Given that there could be multiple categories of error generated by this application, see the troubleshooting doc for more detail on the different labels associated with e2etest.errors.

Health check dashboard

The application provides a dashboard to quickly view the results of the last run of tests. The display shows the namespace in which the test is running, test name, status (passing or failing), info if the test is failing, and a timestamp of when the test was last run.

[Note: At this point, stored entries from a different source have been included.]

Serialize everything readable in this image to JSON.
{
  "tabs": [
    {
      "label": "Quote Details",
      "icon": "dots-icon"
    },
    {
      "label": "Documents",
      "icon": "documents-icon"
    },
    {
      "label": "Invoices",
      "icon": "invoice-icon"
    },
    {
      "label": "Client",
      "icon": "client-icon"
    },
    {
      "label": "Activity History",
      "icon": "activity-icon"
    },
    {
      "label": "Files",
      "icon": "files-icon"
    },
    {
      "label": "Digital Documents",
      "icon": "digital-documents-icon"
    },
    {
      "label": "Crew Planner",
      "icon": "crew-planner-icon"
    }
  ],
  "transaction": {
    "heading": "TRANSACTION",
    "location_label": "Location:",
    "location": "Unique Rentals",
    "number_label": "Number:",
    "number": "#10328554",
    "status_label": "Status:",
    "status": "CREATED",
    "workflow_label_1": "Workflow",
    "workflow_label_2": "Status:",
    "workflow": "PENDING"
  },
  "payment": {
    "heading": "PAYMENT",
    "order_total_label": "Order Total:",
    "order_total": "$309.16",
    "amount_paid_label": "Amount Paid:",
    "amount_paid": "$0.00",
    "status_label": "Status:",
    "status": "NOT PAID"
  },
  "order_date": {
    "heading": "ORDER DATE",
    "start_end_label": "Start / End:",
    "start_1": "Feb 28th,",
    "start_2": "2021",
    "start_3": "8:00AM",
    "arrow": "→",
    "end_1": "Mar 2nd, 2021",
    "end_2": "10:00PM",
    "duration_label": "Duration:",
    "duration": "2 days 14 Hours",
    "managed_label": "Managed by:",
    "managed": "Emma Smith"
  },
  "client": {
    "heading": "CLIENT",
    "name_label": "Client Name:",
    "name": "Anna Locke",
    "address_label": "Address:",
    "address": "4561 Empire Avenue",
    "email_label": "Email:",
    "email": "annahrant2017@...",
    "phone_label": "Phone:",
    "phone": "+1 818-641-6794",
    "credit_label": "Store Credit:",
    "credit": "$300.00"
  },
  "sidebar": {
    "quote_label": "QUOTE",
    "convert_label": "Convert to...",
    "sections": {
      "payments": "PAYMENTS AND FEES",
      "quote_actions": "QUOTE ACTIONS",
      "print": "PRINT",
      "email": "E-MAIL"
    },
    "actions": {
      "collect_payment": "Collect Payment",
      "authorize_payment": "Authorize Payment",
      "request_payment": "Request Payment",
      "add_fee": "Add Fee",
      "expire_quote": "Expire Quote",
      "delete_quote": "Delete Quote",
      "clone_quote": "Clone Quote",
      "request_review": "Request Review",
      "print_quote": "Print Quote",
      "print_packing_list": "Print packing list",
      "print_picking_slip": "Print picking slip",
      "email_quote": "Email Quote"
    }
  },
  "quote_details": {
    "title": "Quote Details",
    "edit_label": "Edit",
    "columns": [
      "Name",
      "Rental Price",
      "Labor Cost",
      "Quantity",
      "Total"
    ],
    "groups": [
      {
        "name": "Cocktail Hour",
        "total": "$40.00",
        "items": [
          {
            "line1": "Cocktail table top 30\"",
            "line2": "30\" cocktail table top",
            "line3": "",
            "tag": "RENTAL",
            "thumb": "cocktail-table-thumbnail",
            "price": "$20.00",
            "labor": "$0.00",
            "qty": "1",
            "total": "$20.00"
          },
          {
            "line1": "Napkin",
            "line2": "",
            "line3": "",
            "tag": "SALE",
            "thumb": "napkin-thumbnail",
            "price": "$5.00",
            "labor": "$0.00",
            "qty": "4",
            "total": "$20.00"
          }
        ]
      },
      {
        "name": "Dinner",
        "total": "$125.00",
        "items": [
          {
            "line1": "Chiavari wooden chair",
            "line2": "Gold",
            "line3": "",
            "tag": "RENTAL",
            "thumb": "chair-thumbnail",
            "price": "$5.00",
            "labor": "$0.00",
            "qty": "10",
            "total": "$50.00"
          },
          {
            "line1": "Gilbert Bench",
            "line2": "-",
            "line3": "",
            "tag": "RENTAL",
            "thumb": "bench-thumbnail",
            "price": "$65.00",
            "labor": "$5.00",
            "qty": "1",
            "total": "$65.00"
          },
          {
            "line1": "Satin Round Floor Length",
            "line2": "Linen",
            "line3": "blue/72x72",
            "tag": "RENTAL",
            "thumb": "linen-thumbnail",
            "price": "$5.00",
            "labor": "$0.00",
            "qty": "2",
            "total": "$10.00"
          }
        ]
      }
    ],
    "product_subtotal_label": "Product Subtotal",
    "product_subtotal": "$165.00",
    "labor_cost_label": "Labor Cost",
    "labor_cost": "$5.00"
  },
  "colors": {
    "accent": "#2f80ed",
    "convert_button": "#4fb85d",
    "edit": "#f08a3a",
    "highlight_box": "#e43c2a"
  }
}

This is intended to be a first port of call for identifying problems with the platform, supplemented by metrics from Prometheus, and has an ingress so you can view it at status.<your domain here>

To enable this view you need the manifests in contrib/frontend.yaml - example below

Healthcheck Dashboard

Test List

Namespace tests

  1. create a namespace (name set by environment variable, or defaulted to kubee2etests)
  2. check namespace exists
  3. check namespace is empty
  4. Delete the namespace
  5. check namespace is deleted

Service tests

  1. create service in namespace
  2. check service exists and has 0 endpoints
  3. check service has N endpoints following deployment creation
  4. check service has 0 endpoints following deployment scaling
  5. delete service
  6. check service is deleted

Deployment tests

  1. create deployment (some simple http container), N (default: 3) instances, DC anti affinity enabled
  2. check pods have been scheduled
  3. check pods have been started
  4. check each pod is on a different node
  5. check each pod's node is in a different data centre
  6. delete deployment

Deployment update tests

  1. update deployment to a different image
  2. Check old pods are deleted
  3. validate that all pods update to new image

Deployment scaling tests

  1. scale deployment to 0
  2. check pods are marked for deletion
  3. check pods are deleted

HTTP request tests

  1. make http request to each pod individually
  2. check each pod log output non empty
  3. check pod log output includes http request to service/pod
  4. make http request to service
  5. check http request to each pod gets expected response
  6. check http request to service gets expected response
  7. make http request to service address N*2 times, get expected responses
  8. make http request to each pod individually after update, get expected response
  9. make http request to service address N*2 times after update, get expected responses

DNS test

The DNS test attempts to resolve a well known name within the cluster from the test container itself - we added this because we found that DNS pods could be up but due to various issues DNS was not actually working at all.

The main script, kubee2etests/scripts/test_runner.py runs a different selection of the above tests based on a command line argument suite. It can be ran locally using python3 kubee2etests/scripts/test_runner.py <suite> using any of the test names below.

Test suite name tasks
namespace Create and check the namespace
deployment Deployment creation and pod check tests
deployment_update Create a deployment if it's not there, deployment update tests
deployment_scale Create a deployment if it's not there, deployment scaling tests
service Namespace, service creation tests
deployment_service Create a service if it's not there, create a deployment if it's not there, service endpoints correct tests
deployment_scale_service Create a service if it's not there, create a deployment if it's not there, scale the deployment, service endpoints correct tests
http Create a service if it's not there, create a deployment if it's not there, HTTP request tests
http_update Create a service if it's not there, create a deployment if it's not there, deployment update tests, HTTP request tests
dns Attempt to resolve name, report healthy if passed, failed if failed.

Excluding the DNS test (which has no namespace) and the namespace test, all tests assume the namespace defined in the environment variable TEST_NAMESPACE will exist when they start - if the namespace does not exist, the test will quit.